Kern Medical Center in Bakersfield, California said in a statement dated Monday that it notified Kollab on March 15 that her position as a first-year internal medicine resident was withdrawn effective immediately.
“Dr. Kollab submitted information that was false, misleading, and incomplete to Kern Medical during the interview and match process,” the statement said.
The statement continued: “Kern Medical is dedicated to the health and wellbeing of our patients and expects the highest level of integrity and compassion from our staff. We value that a key part of our mission is to teach and train our resident physicians to always provide exceptional care to all patients, regardless of race, religious background or social standing.”
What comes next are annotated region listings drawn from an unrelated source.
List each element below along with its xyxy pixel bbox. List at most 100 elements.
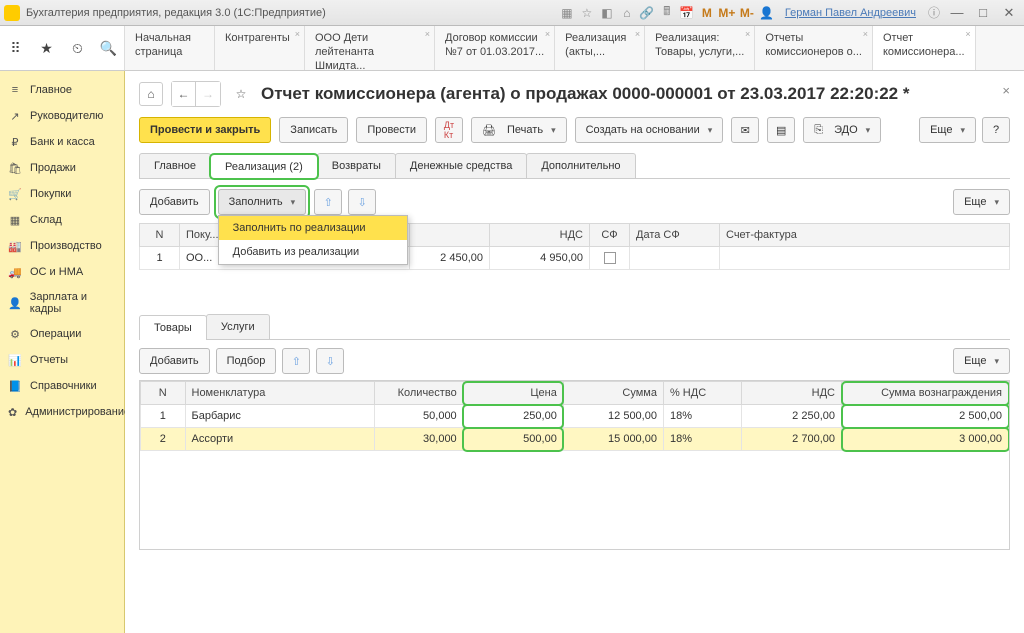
col-vat-pct[interactable]: % НДС [663,382,741,405]
maximize-button[interactable]: □ [972,4,994,22]
apps-icon[interactable]: ⠿ [6,38,26,58]
col-vat[interactable]: НДС [490,224,590,247]
sidebar-item-catalogs[interactable]: 📘Справочники [0,373,124,399]
tab-close-icon[interactable]: × [863,29,868,40]
sidebar-item-sales[interactable]: 🛍Продажи [0,155,124,181]
col-n[interactable]: N [141,382,186,405]
user-name[interactable]: Герман Павел Андреевич [785,7,916,19]
sf-checkbox[interactable] [604,252,616,264]
col-sf-date[interactable]: Дата СФ [630,224,720,247]
col-sum[interactable]: Сумма [563,382,663,405]
grid-icon[interactable]: ▦ [559,5,575,21]
search-icon[interactable]: 🔍 [99,38,119,58]
history-icon[interactable]: ⏲ [68,38,88,58]
calc-icon[interactable]: 🖩 [659,5,675,21]
post-close-button[interactable]: Провести и закрыть [139,117,271,143]
sidebar-item-assets[interactable]: 🚚ОС и НМА [0,259,124,285]
col-price[interactable]: Цена [463,382,563,405]
tab-goods[interactable]: Товары [139,315,207,340]
forward-button[interactable]: → [196,82,220,106]
add-from-realization[interactable]: Добавить из реализации [219,240,407,264]
upper-more-button[interactable]: Еще [953,189,1010,215]
col-sf[interactable]: СФ [590,224,630,247]
tab-close-icon[interactable]: × [295,29,300,40]
nav-tab[interactable]: Отчетыкомиссионеров о...× [755,26,873,70]
col-qty[interactable]: Количество [374,382,463,405]
goods-add-button[interactable]: Добавить [139,348,210,374]
sidebar-item-admin[interactable]: ✿Администрирование [0,399,124,425]
add-row-button[interactable]: Добавить [139,189,210,215]
user-icon[interactable]: 👤 [759,5,775,21]
col-reward[interactable]: Сумма вознаграждения [842,382,1009,405]
back-button[interactable]: ← [172,82,196,106]
dt-kt-button[interactable]: ДтКт [435,117,463,143]
favorite-icon[interactable]: ★ [37,38,57,58]
m-minus-button[interactable]: M- [739,5,755,21]
nav-tab[interactable]: Контрагенты× [215,26,305,70]
link-icon[interactable]: 🔗 [639,5,655,21]
m-plus-button[interactable]: M+ [719,5,735,21]
col-vat[interactable]: НДС [741,382,841,405]
nav-tab[interactable]: Начальнаястраница [125,26,215,70]
home-button[interactable]: ⌂ [139,82,163,106]
tab-close-icon[interactable]: × [545,29,550,40]
minimize-button[interactable]: — [946,4,968,22]
tab-realization[interactable]: Реализация (2) [210,154,318,179]
sidebar-item-reports[interactable]: 📊Отчеты [0,347,124,373]
sidebar-item-hr[interactable]: 👤Зарплата и кадры [0,285,124,321]
m-button[interactable]: M [699,5,715,21]
email-button[interactable]: ✉ [731,117,759,143]
table-row[interactable]: 1 Барбарис 50,000 250,00 12 500,00 18% 2… [141,405,1009,428]
col-nomen[interactable]: Номенклатура [185,382,374,405]
close-button[interactable]: ✕ [998,4,1020,22]
tab-close-icon[interactable]: × [635,29,640,40]
window-icon[interactable]: ◧ [599,5,615,21]
tab-services[interactable]: Услуги [206,314,270,339]
sidebar-item-purchases[interactable]: 🛒Покупки [0,181,124,207]
help-button[interactable]: ? [982,117,1010,143]
goods-scroll[interactable]: N Номенклатура Количество Цена Сумма % Н… [139,380,1010,550]
col-sum[interactable] [410,224,490,247]
star-icon[interactable]: ☆ [579,5,595,21]
col-invoice[interactable]: Счет-фактура [720,224,1010,247]
move-up-button[interactable]: ⇧ [314,189,342,215]
col-n[interactable]: N [140,224,180,247]
list-button[interactable]: ▤ [767,117,795,143]
sidebar-item-production[interactable]: 🏭Производство [0,233,124,259]
post-button[interactable]: Провести [356,117,427,143]
nav-tab[interactable]: Реализация(акты,...× [555,26,645,70]
more-button[interactable]: Еще [919,117,976,143]
tab-main[interactable]: Главное [139,153,211,178]
move-down-button[interactable]: ⇩ [348,189,376,215]
tab-close-icon[interactable]: × [745,29,750,40]
cell-sf[interactable] [590,247,630,270]
goods-up-button[interactable]: ⇧ [282,348,310,374]
print-button[interactable]: 🖨 Печать [471,117,567,143]
info-icon[interactable]: ⓘ [926,5,942,21]
write-button[interactable]: Записать [279,117,348,143]
nav-tab[interactable]: Реализация:Товары, услуги,...× [645,26,755,70]
nav-tab[interactable]: Договор комиссии№7 от 01.03.2017...× [435,26,555,70]
panel-close-icon[interactable]: × [1002,83,1010,98]
tab-returns[interactable]: Возвраты [317,153,396,178]
tab-additional[interactable]: Дополнительно [526,153,635,178]
goods-down-button[interactable]: ⇩ [316,348,344,374]
goods-more-button[interactable]: Еще [953,348,1010,374]
fill-button[interactable]: Заполнить [218,189,307,215]
tab-close-icon[interactable]: × [425,29,430,40]
star-button[interactable]: ☆ [229,82,253,106]
create-based-button[interactable]: Создать на основании [575,117,724,143]
nav-tab[interactable]: ООО Детилейтенанта Шмидта...× [305,26,435,70]
sidebar-item-warehouse[interactable]: ▦Склад [0,207,124,233]
sidebar-item-operations[interactable]: ⚙Операции [0,321,124,347]
sidebar-item-manager[interactable]: ↗Руководителю [0,103,124,129]
calendar-icon[interactable]: 📅 [679,5,695,21]
table-row-selected[interactable]: 2 Ассорти 30,000 500,00 15 000,00 18% 2 … [141,428,1009,451]
goods-pick-button[interactable]: Подбор [216,348,277,374]
tab-close-icon[interactable]: × [965,29,970,40]
home-icon[interactable]: ⌂ [619,5,635,21]
tab-cash[interactable]: Денежные средства [395,153,527,178]
nav-tab-active[interactable]: Отчеткомиссионера...× [873,26,976,70]
fill-by-realization[interactable]: Заполнить по реализации [219,216,407,240]
sidebar-item-main[interactable]: ≡Главное [0,77,124,103]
Kollab wrote scores of anti-Semitic social media posts between 2011 to 2017. In an apology after they publicly resurfaced she said they were written because she had “difficulty constructively expressing my intense feelings about what I witnessed in my ancestral land,” following visits to Israel and the West Bank.
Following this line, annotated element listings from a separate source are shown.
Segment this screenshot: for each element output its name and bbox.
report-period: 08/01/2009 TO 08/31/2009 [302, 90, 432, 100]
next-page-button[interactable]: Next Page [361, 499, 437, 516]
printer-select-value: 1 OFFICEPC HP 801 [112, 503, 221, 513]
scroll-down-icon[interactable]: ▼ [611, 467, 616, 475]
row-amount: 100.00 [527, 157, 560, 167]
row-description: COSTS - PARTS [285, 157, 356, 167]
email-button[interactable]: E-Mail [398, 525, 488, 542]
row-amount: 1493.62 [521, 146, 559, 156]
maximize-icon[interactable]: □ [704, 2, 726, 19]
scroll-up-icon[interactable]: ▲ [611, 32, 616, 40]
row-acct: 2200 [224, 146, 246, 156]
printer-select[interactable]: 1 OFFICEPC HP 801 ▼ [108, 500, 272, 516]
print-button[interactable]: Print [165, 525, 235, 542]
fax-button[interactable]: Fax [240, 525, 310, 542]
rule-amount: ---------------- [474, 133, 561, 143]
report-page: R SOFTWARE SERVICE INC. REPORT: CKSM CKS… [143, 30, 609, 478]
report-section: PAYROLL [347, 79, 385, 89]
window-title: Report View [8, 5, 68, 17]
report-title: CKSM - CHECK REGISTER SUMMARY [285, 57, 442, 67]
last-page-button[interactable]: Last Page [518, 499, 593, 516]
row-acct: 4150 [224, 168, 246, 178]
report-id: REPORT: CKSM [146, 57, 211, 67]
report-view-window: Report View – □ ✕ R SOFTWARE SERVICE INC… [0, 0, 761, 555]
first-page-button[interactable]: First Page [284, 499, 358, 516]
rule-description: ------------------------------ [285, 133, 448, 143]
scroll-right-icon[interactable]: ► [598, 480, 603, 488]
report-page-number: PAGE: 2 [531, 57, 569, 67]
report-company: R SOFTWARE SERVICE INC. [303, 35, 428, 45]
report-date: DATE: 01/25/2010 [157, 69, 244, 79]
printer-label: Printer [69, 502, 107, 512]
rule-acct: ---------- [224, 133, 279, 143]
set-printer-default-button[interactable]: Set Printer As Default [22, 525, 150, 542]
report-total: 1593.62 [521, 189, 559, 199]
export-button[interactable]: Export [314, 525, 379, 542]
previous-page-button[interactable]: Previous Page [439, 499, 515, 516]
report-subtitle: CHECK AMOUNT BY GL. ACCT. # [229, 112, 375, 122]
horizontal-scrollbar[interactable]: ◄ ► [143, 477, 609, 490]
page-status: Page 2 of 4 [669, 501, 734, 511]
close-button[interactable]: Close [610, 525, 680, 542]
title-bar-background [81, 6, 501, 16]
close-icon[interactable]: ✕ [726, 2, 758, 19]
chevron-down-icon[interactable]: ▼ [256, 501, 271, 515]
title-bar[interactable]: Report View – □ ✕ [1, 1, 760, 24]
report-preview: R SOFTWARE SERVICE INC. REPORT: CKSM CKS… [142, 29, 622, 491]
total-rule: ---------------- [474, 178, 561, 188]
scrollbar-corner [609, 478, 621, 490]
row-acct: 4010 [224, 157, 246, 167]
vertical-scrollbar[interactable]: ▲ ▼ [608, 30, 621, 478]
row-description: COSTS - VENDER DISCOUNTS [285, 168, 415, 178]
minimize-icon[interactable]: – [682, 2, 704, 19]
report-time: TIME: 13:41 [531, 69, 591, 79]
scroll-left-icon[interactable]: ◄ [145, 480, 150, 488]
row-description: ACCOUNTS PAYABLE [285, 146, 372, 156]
Among the posts that got the most attention was a tweet from 2012, when she was a medical student, which said: “hahha ewww.. [I’ll] purposely give all the yahood [Jews] the wrong meds….” Kollab graduated from the Touro College of Osteopathic Medicine in New York, which calls itself “the largest private university in the U.S. with Jewish roots.”
She worked for the Cleveland Clinic from July 2018 to September 2018. The Clinic said it fired her over the social media post that threatened Jewish patients.
The tweets resurfaced through the website Canary Mission, which publishes dossiers on pro-Palestinian student activists, professors and organizations, focusing on North American universities.